Ellen A. W. Sunde aka Sea Change macht atmosphärischen, kühlen Electro Pop und hat mit “Breakage” soeben ihr erstes Album veröffentlicht. Wir haben sie zum Interview getroffen.

Ellen, kannst du für uns den Weg nachzeichnen, der zur Veröffentlichung deines ersten Albums geführt hat?

Ich mache schon lange Musik. Anfangs nur für mich selber, irgendwann bin ich dann auch vor Menschen aufgetreten. Dann wurde ich gefragt, ob ich ein Album aufnehmen möchte. Ich hatte schon einige Songs geschrieben, ein paar sind allerdings erst kurz vor der Veröffentlichung entstanden.

Wie war die Erfahrung im Studio mit jemandem an deinen Songs zu arbeiten?
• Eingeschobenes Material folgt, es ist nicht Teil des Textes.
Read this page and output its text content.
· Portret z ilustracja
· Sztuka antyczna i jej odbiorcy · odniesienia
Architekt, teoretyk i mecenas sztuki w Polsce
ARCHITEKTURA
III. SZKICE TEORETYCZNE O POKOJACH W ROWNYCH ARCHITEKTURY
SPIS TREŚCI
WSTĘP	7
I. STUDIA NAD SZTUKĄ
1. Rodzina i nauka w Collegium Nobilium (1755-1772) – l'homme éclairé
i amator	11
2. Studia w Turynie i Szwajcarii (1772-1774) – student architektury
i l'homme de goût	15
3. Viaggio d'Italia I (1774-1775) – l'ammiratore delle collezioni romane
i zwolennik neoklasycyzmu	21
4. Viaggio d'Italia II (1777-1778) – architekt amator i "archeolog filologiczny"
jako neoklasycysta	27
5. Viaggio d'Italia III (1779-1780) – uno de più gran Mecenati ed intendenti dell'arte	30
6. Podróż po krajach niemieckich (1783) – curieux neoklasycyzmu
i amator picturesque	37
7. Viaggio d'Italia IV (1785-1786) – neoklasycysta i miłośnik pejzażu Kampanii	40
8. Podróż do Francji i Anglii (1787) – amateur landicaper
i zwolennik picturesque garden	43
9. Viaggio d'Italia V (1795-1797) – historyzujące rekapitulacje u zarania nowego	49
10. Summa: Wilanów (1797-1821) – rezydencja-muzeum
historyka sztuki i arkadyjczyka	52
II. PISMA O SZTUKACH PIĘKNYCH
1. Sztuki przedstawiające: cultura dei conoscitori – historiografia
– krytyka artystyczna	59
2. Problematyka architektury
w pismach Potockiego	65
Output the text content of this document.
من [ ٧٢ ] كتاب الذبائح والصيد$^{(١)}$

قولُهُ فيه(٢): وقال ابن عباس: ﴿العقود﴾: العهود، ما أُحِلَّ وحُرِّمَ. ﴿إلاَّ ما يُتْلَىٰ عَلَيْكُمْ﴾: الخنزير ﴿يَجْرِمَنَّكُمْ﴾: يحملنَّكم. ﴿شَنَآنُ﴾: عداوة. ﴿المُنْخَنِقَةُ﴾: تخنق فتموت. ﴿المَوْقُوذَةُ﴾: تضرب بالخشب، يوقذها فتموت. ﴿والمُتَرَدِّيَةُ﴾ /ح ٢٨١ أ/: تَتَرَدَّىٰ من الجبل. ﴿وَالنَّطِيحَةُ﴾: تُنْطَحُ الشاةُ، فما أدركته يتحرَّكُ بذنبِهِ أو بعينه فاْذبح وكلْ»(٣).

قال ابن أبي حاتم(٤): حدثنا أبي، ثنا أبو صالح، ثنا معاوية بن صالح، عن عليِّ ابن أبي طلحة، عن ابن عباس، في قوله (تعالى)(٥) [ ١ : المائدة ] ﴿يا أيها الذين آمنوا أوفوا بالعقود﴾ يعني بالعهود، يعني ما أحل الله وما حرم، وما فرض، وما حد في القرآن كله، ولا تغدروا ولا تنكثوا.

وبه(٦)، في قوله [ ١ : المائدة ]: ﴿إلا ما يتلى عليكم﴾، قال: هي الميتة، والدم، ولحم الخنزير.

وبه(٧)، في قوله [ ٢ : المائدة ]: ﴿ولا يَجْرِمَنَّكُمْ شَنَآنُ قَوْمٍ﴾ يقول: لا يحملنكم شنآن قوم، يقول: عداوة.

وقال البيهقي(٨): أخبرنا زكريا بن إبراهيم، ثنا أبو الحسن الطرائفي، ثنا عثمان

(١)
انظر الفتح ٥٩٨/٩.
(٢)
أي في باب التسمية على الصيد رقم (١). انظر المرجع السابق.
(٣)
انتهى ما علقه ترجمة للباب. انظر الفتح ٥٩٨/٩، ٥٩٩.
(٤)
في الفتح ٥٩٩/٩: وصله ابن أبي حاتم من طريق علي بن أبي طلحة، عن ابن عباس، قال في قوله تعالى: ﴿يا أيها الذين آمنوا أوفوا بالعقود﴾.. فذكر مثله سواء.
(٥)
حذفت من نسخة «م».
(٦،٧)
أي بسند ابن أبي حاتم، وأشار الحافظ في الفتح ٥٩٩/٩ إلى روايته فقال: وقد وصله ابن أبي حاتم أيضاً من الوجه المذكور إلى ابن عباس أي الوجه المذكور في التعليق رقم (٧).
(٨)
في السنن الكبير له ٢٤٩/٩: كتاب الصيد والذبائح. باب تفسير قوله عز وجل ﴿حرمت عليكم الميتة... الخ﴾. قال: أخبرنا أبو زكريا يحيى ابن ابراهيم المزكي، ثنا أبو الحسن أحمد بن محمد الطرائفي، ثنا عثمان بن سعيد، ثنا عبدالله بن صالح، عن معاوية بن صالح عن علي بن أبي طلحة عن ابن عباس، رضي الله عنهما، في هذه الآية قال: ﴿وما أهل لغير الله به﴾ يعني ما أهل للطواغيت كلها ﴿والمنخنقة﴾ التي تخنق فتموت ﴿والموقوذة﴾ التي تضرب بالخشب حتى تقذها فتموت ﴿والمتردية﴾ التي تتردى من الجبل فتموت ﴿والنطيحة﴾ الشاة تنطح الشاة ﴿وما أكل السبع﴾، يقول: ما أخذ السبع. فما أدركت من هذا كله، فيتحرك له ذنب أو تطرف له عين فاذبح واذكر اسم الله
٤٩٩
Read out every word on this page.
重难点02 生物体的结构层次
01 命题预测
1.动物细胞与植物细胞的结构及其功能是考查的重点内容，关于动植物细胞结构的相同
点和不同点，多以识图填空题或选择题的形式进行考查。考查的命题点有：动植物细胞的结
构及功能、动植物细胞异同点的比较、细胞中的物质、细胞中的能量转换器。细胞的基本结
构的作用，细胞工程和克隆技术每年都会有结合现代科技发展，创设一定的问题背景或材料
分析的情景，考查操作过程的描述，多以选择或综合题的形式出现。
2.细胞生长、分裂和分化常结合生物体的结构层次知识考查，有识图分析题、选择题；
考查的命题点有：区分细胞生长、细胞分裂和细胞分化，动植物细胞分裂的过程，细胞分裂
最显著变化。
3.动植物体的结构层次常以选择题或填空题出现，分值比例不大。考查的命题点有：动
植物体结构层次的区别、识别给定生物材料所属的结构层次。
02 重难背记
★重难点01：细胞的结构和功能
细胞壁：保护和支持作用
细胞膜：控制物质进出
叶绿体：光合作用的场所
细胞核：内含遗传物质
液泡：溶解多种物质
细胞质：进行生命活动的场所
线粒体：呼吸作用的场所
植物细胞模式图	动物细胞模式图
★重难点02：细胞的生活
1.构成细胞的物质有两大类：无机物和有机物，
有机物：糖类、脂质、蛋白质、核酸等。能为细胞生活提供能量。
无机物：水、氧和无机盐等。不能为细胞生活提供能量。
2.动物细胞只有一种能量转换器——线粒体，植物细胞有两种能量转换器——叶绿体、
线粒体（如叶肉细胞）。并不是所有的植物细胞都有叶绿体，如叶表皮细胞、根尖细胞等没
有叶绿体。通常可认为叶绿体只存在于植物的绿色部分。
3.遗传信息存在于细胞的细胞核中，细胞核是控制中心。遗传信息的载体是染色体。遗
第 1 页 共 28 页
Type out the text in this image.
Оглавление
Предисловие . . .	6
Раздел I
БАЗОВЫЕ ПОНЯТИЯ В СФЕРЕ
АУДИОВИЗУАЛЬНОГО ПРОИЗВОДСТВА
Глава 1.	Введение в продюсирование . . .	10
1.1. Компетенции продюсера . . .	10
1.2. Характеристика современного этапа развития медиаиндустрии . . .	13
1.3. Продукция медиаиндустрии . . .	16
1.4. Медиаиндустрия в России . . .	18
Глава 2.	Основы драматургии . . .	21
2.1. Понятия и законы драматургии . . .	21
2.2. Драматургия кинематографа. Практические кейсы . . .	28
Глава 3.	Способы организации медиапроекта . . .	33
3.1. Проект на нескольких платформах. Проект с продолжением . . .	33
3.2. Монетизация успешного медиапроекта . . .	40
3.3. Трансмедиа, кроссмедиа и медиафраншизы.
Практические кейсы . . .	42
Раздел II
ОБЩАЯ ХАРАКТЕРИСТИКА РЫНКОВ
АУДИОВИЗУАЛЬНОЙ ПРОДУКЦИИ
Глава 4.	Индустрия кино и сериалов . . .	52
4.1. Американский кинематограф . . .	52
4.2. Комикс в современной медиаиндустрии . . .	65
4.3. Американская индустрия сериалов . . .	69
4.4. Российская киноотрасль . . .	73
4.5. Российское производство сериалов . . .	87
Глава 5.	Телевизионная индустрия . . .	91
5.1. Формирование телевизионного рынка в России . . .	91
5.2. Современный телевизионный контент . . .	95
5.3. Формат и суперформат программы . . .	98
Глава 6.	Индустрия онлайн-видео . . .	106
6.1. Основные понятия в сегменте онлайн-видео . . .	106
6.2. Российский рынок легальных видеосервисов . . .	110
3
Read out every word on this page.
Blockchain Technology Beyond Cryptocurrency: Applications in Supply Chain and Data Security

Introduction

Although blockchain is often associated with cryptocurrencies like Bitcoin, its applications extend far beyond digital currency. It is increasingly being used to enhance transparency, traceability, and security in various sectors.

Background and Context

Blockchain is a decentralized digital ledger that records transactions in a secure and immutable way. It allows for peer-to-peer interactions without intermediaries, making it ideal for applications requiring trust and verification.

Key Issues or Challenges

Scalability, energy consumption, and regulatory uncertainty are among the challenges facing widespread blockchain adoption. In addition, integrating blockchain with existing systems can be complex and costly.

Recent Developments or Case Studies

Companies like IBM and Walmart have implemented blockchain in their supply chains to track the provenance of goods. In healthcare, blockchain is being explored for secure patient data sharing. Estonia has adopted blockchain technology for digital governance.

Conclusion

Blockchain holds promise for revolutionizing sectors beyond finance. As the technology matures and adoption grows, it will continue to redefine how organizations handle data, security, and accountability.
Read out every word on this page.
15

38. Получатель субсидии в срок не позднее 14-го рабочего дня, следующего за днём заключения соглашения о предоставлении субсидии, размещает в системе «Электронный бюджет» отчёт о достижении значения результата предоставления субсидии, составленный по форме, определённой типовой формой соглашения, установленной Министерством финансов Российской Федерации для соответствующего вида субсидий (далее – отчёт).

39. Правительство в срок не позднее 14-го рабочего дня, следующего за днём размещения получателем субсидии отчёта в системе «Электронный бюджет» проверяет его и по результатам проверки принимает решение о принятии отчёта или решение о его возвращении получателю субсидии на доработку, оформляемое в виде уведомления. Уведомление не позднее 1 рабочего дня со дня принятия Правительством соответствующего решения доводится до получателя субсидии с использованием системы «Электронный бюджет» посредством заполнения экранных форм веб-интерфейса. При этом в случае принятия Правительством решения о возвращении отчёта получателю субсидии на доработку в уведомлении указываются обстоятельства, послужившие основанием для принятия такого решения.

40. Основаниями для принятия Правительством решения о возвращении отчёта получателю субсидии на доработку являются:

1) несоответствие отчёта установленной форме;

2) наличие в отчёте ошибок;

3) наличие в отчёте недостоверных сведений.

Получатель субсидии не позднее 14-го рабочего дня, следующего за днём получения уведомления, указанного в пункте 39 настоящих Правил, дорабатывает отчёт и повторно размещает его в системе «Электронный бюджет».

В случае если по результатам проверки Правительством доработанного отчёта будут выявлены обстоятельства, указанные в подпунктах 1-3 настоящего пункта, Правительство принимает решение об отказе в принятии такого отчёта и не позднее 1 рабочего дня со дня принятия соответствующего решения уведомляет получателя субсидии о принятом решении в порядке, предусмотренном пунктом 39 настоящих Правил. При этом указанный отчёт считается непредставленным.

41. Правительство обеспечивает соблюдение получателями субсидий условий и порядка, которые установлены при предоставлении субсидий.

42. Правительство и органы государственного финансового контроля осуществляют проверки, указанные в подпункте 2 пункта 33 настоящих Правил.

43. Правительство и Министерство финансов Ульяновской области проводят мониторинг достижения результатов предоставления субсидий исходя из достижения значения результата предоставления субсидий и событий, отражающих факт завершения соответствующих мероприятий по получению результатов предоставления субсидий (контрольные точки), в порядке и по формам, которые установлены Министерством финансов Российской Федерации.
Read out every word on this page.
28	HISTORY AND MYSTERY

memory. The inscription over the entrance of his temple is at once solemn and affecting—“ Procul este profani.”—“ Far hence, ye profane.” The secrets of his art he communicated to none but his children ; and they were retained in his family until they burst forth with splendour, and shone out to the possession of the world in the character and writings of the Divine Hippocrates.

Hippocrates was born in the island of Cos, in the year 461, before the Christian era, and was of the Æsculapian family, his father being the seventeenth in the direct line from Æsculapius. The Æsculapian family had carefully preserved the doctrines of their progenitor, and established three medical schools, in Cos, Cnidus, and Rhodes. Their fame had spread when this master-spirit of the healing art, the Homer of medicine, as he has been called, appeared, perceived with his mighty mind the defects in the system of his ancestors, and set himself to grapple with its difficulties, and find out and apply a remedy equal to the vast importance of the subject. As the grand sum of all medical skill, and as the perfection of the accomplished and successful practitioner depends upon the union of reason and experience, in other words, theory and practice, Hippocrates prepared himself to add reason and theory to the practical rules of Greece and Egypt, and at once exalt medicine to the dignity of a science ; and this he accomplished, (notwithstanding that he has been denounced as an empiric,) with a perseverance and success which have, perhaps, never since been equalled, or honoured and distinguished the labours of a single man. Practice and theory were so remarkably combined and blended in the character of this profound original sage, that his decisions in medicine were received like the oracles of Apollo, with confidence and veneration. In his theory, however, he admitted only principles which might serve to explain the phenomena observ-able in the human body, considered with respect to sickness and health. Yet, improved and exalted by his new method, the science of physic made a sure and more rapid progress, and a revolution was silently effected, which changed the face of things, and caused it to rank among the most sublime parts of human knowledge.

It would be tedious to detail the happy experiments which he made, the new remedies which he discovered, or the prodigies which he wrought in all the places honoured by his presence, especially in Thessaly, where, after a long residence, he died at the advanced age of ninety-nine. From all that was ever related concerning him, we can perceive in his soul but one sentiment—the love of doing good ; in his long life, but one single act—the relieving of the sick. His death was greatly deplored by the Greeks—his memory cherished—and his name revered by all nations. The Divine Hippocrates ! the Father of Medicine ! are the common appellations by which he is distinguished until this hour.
So war das eigentlich gar nicht. Ich arbeite gerne alleine – nur mein Laptop, Midi Controler und ich. Diese Freiheit wurde mir zum Glück gegeben und es gab nur einen Mixer, der außer mir am Album beteiligt war. Es hat ein bisschen gedauert, bis ich mich daran gewöhnt habe und ihm vertrauen konnte. Ich bin sehr speziell, wenn es um meine Musik geht; da fällt es mir schwer loszulassen, weißt du? Aber im Endeffekt bin ich sehr zufrieden mit seiner Arbeit.

Inzwischen trittst du live mit einer Band auf – das muss für dich ja dann auch schwierig gewesen sein.

Ja, auch daran musste ich mich erst gewöhnen. Hier ist aber der Vorteil, dass ich einen Teil der Band schon vorher kannte und wusste, wie sie als Musiker und Menschen so drauf sind. Ich studiere Musik und ein paar der Jungs sind meine Kommilitonen. Es fühlt sich echt toll an, mit ihnen zu spielen.

Deine Musik ist sehr atmosphärisch – woraus ziehst du deine Inspiration?

Das ist schwierig zu beantworten. Ich könnte dir nicht sagen, welche Musik mich genau beeinflusst hat…ich lese sehr viel, das inspiriert mich. Und irgendwie auch der Winter in Skandinavien. Dann kann man einfach nichts machen und ist gezwungen, sich mit sich selbst zu beschäftigen. Musik ist dafür eine schönes Ausdrucksform.